Halloween: One Last Fling for the Dead?
by John Brolley
Adjunct Instructor, Judaic Studies
Halloween's origins may not be spooky, but they are unclear. Several Christian denominations commemorate the lives of all dead saints on All Saints' Day, and All Hallows' Eve has come to represent various creepy beings' last fling before that day. But the holiday clearly has pre-Christian roots. More than one ancient polytheistic religion apparently believed that the souls of the dead - particularly the wicked ones! - were released to roam the earth once a year. (What little we know of Druid religion suggests they believed that for the year prior to that day, these wicked souls inhabited the bodies of various animals. Hmmmm has Fido or Boots been acting strangely around the kitchen lately?) At some point October 31 became the new year for one or more of these religions - but some time after Rome adopted Christianity as its official religion, the date became reserved for All Hallows' Eve.
If Halloween seems scary now, consider this: before the so-called modern era, folks thought that demons and sorcerers were operating 24/7. Demonic activity was considered the source of everything from toothaches to cattle disease to political unrest.

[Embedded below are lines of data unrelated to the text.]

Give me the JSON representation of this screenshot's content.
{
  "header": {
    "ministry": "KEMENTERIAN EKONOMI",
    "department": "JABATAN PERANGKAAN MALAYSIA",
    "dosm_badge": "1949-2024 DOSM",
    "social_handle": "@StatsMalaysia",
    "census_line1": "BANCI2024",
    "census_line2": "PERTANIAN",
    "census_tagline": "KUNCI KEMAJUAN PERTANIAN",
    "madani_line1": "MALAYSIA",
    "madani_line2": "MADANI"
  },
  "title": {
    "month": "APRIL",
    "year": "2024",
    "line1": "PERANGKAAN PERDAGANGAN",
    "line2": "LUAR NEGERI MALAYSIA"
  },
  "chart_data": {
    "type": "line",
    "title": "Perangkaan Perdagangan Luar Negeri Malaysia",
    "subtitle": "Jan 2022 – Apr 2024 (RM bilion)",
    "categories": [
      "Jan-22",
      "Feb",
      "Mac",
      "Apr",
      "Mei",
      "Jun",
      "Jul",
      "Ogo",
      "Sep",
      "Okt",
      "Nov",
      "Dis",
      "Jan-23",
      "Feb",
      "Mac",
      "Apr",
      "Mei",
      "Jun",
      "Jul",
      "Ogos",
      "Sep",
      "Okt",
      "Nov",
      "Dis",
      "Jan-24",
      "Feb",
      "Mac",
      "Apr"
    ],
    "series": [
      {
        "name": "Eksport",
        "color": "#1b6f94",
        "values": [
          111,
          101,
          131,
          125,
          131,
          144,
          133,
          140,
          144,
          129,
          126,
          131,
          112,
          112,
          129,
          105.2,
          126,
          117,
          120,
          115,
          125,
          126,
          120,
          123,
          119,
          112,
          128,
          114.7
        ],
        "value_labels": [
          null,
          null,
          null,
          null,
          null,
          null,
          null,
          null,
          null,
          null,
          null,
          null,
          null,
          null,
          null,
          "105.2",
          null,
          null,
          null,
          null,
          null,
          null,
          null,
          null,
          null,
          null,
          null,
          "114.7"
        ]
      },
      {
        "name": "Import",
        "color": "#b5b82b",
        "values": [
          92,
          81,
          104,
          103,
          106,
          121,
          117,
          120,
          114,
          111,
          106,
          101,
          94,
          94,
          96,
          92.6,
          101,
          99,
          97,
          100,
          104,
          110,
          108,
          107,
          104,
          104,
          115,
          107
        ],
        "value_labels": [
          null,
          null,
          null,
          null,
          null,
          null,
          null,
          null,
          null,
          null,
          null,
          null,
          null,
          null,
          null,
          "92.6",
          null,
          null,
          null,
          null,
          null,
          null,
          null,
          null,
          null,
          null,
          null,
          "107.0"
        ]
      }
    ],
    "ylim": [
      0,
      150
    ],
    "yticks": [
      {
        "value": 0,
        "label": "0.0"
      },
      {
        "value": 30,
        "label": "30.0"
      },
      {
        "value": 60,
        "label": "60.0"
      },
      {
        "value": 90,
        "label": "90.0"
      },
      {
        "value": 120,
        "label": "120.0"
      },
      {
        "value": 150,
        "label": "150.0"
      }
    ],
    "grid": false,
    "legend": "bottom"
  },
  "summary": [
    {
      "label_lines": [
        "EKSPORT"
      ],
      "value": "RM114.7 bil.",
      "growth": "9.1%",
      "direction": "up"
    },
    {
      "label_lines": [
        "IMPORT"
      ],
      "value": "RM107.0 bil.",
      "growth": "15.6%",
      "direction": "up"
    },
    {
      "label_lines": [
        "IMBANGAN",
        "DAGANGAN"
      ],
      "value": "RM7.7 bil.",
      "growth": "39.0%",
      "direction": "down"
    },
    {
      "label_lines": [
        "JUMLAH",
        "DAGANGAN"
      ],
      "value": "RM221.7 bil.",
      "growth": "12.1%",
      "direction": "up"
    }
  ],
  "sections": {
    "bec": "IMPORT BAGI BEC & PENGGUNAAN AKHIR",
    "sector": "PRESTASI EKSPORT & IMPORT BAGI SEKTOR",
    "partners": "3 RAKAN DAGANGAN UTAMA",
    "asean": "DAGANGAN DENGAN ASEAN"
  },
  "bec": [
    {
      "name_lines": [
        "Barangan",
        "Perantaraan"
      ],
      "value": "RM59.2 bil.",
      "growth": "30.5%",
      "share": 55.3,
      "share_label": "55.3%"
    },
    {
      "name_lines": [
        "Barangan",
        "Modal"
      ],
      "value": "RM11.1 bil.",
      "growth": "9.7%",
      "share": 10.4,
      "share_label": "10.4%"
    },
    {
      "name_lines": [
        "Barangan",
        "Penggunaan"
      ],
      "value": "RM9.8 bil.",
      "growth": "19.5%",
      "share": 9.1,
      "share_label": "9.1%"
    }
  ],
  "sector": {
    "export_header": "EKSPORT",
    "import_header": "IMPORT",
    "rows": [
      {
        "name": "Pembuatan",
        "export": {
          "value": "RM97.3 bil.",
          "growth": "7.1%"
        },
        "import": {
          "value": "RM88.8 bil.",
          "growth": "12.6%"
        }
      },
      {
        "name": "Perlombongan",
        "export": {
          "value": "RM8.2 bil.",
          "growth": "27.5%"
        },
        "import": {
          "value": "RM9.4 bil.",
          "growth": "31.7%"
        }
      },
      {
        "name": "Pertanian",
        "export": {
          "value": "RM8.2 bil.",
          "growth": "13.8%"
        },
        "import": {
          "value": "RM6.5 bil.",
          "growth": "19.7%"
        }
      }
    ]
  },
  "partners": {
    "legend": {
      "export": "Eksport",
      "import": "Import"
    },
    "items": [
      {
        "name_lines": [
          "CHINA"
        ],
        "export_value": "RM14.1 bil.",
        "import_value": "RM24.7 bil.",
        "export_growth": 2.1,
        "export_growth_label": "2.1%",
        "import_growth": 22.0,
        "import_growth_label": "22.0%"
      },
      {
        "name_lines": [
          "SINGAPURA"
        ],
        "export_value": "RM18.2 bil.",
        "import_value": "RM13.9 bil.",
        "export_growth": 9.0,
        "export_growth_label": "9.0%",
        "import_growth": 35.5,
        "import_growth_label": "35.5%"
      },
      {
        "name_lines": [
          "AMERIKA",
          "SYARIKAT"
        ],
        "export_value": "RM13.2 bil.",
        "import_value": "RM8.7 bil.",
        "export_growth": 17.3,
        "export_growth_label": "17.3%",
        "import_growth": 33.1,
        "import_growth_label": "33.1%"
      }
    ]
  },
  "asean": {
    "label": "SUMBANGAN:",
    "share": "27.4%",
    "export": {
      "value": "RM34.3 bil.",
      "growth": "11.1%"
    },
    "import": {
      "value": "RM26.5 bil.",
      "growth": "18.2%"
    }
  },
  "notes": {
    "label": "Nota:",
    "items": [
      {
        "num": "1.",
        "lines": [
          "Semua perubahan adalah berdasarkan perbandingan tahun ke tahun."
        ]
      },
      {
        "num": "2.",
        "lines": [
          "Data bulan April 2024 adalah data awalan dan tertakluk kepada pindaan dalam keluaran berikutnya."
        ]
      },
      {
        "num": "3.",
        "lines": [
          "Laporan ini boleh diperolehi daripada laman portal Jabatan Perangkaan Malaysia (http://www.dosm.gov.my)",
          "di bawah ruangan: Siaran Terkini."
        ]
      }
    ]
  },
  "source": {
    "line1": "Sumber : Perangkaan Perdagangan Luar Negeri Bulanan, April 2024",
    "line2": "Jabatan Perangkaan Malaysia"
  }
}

So it was only natural that folks would carry a little something to ward off the supernatural nasties. Here's an excerpt from a charm written about three hundred years ago by Christians, but representing a tradition of religious magic that's millennia old. Enjoy!
By the power of
these ten sayings
of the glorious Godhead, and by the name
I am that I am, El Shaddai,
Adonai, Lord of Hosts, I bind,
and I repel , and I remove all
pains and diseases and the evil
and covetous eye, and fear and terror
and trembling, and every kind of fright,
and dehydrating heat-sicknesses and all
sicknesses and all pains and all illnesses
and the hot and cold fever
and throbbing of the head and splittings,
and the spirit of the heart, and the spirit
of the bone
from the body and from the members
of the bearer of this writing. Amen.